The U.S. House of Representatives also overwhelmingly approved a new North American deal that leaves $1.2 trillion in annual U.S.-Mexico-Canada tradeflows largely intact.

Market players were already beginning to look at what the next steps for the Washington-Beijing saga will be in the new year.

“The focus will be on what the outlook is on a more comprehensive phase two deal - what the language is like, what Trump and the Chinese are saying about it,” said Neil Wilson, chief markets analyst at Markets.com.

Wall Street investors had on Thursday pushed the S&P 500 to a sixth straight record, its longest such streak since January 2018. All three major U.S. indexes - S&P 500, Nasdaq and Dow - notched record closing highs.

Still, some data reminded investors of the fragile state of the world economy.

The mood among German consumers deteriorated unexpectedly heading into January, a survey showed, suggesting that household spending in Europe’s largest economy could weaken at the beginning of next year.

POUND IN PERIL

On the currency front, sterling steadied after suffering a harsh reversal that left it facing its worst weekly fall since late 2017 at 2.4%.

Former Bank of England deputy governor Andrew Bailey will be the central bank’s next governor, Britain’s finance minister said.

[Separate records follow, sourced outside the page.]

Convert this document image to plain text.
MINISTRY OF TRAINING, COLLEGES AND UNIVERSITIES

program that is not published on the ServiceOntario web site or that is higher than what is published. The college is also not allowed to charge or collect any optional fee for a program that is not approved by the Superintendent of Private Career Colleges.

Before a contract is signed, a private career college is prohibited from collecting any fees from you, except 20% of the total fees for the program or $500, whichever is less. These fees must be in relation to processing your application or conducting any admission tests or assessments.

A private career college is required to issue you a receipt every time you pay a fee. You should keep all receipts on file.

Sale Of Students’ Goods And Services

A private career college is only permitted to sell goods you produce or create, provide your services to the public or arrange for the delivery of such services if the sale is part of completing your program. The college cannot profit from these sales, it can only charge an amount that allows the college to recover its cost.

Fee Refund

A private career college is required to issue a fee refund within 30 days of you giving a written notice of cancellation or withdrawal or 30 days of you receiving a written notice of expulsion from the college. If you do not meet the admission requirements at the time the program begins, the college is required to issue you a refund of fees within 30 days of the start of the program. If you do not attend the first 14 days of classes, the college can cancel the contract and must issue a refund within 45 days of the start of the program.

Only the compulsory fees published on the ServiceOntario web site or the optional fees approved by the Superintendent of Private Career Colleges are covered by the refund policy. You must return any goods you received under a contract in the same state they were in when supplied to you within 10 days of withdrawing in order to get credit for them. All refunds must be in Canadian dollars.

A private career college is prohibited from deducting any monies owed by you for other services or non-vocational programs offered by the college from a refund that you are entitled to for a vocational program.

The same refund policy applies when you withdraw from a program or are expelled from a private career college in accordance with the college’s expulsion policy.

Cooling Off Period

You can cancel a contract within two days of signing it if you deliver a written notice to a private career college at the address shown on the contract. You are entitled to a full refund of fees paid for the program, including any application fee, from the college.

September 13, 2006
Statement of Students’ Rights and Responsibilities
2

Bailey will serve an eight-year term, with investors expecting continuity on monetary policy.

The pound was up 0.2% at $1.3025 having slipped overnight to below $1.30, a dramatic drop from a $1.3514 peak when British Prime Minister Boris Johnson used his sweeping election victory to revive the risk of a hard Brexit.

“We see the biggest risks being to GBP/USD depreciation over the next two weeks as Brexit preparations take place amidst the most sluggish UK economy in 10 years,” said Richard Grace, chief currency strategist at CBA.

The British parliament will vote at around 1430 GMT on Johnson’s Brexit deal.

Against a basket of currencies, the dollar edged up 0.04% for the week to 97.406, thanks mainly to the steep drop in sterling.